DeepSeek Made it Even Harder for US AI Companies to Ever Reach Profitability

post by garrison · 2025-02-19T21:02:42.879Z · LW · GW · 1 comments

This is a link post for https://garrisonlovely.substack.com/p/deepseek-made-it-even-harder-for

Contents

1 comment

1 comments

Comments sorted by top scores.

comment by Vladimir_Nesov · 2025-02-19T21:52:50.946Z · LW(p) · GW(p)

Additional training scale lets you make a model that has the same capabilities, but with cheaper and faster inference, or to make a more capable model. Any open weights release with a sufficiently permissive license cuts the margins for that particular combination of inference cost and capabilities, but doesn't affect what happens at different capability levels, and can't sustain its inference cost edge against labs with more training compute (any open weights release necessarily gives out major model architecture secrets). Also, qualitatively a 3x training compute difference isn't very important, but translates to 1.7x difference in inference cost, so there is already a 40% margin in sufficiently artisanal post-training of a model that doesn't have pretraining algorithmic advantages.

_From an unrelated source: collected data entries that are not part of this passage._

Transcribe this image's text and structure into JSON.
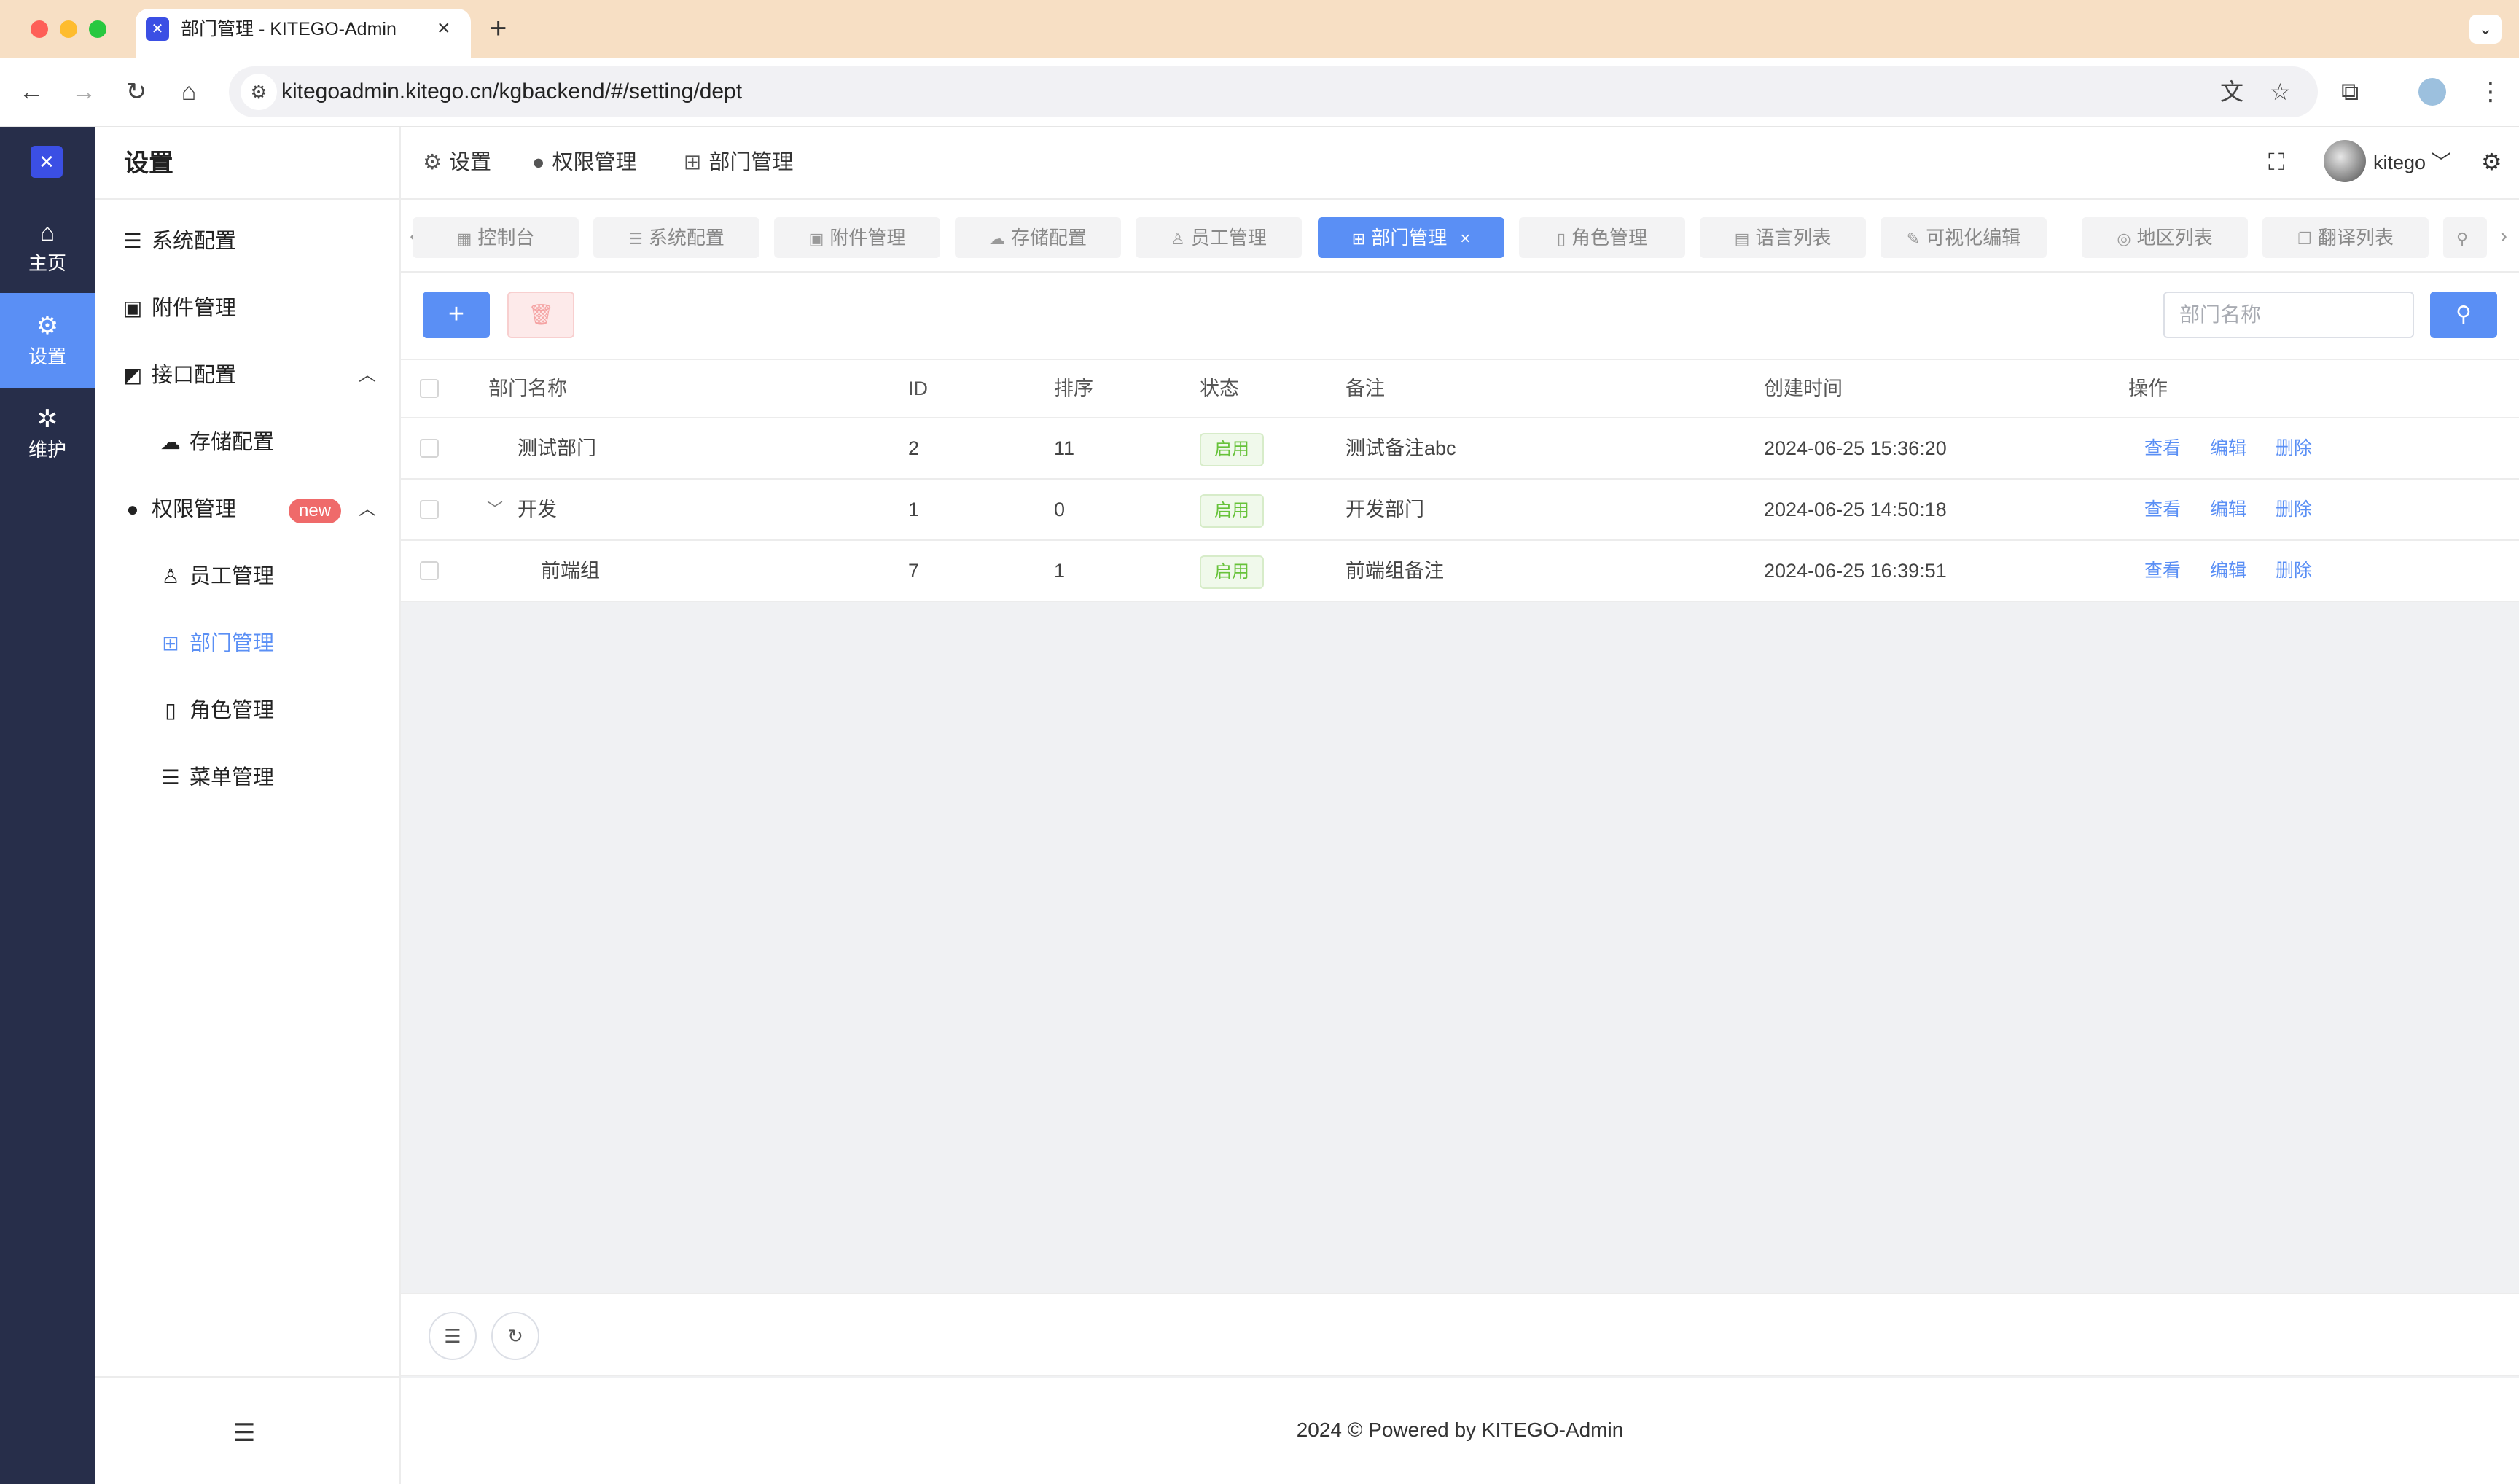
{
  "browser": {
    "tab_title": "部门管理 - KITEGO-Admin",
    "tab_close": "×",
    "new_tab": "+",
    "url": "kitegoadmin.kitego.cn/kgbackend/#/setting/dept"
  },
  "rail": {
    "items": [
      {
        "label": "主页",
        "icon": "home-icon"
      },
      {
        "label": "设置",
        "icon": "gear-icon"
      },
      {
        "label": "维护",
        "icon": "bug-icon"
      }
    ]
  },
  "menu": {
    "title": "设置",
    "items": [
      {
        "label": "系统配置",
        "icon": "sliders-icon"
      },
      {
        "label": "附件管理",
        "icon": "image-icon"
      },
      {
        "label": "接口配置",
        "icon": "chart-icon"
      },
      {
        "label": "存储配置",
        "icon": "cloud-icon"
      },
      {
        "label": "权限管理",
        "icon": "user-icon",
        "badge": "new"
      },
      {
        "label": "员工管理",
        "icon": "person-icon"
      },
      {
        "label": "部门管理",
        "icon": "org-icon"
      },
      {
        "label": "角色管理",
        "icon": "book-icon"
      },
      {
        "label": "菜单管理",
        "icon": "list-icon"
      }
    ]
  },
  "breadcrumb": [
    "设置",
    "权限管理",
    "部门管理"
  ],
  "user": {
    "name": "kitego"
  },
  "tags": [
    {
      "label": "控制台"
    },
    {
      "label": "系统配置"
    },
    {
      "label": "附件管理"
    },
    {
      "label": "存储配置"
    },
    {
      "label": "员工管理"
    },
    {
      "label": "部门管理",
      "active": true,
      "close": "×"
    },
    {
      "label": "角色管理"
    },
    {
      "label": "语言列表"
    },
    {
      "label": "可视化编辑"
    },
    {
      "label": "地区列表"
    },
    {
      "label": "翻译列表"
    }
  ],
  "search": {
    "placeholder": "部门名称"
  },
  "table": {
    "columns": [
      "部门名称",
      "ID",
      "排序",
      "状态",
      "备注",
      "创建时间",
      "操作"
    ],
    "rows": [
      {
        "name": "测试部门",
        "id": "2",
        "sort": "11",
        "status": "启用",
        "remark": "测试备注abc",
        "created": "2024-06-25 15:36:20"
      },
      {
        "name": "开发",
        "id": "1",
        "sort": "0",
        "status": "启用",
        "remark": "开发部门",
        "created": "2024-06-25 14:50:18"
      },
      {
        "name": "前端组",
        "id": "7",
        "sort": "1",
        "status": "启用",
        "remark": "前端组备注",
        "created": "2024-06-25 16:39:51"
      }
    ],
    "actions": {
      "view": "查看",
      "edit": "编辑",
      "delete": "删除"
    }
  },
  "footer": {
    "text": "2024 © Powered by  KITEGO-Admin"
  },
  "colors": {
    "primary": "#5a8ff5",
    "rail_bg": "#272e4a",
    "success": "#67c23a",
    "danger": "#ef6a6a"
  }
}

DeepSeek is not a serious competitor if they won't be able to get the kind of frontier training compute that the US labs will build in 2025-2026. Meta is more credibly threatening the margins of other labs, though so far that hasn't yet been concretely demonstrated with a release of particularly competitive models. (Llama-3-405B was important in other ways, though it's largely obsolete after DeepSeek-V3.)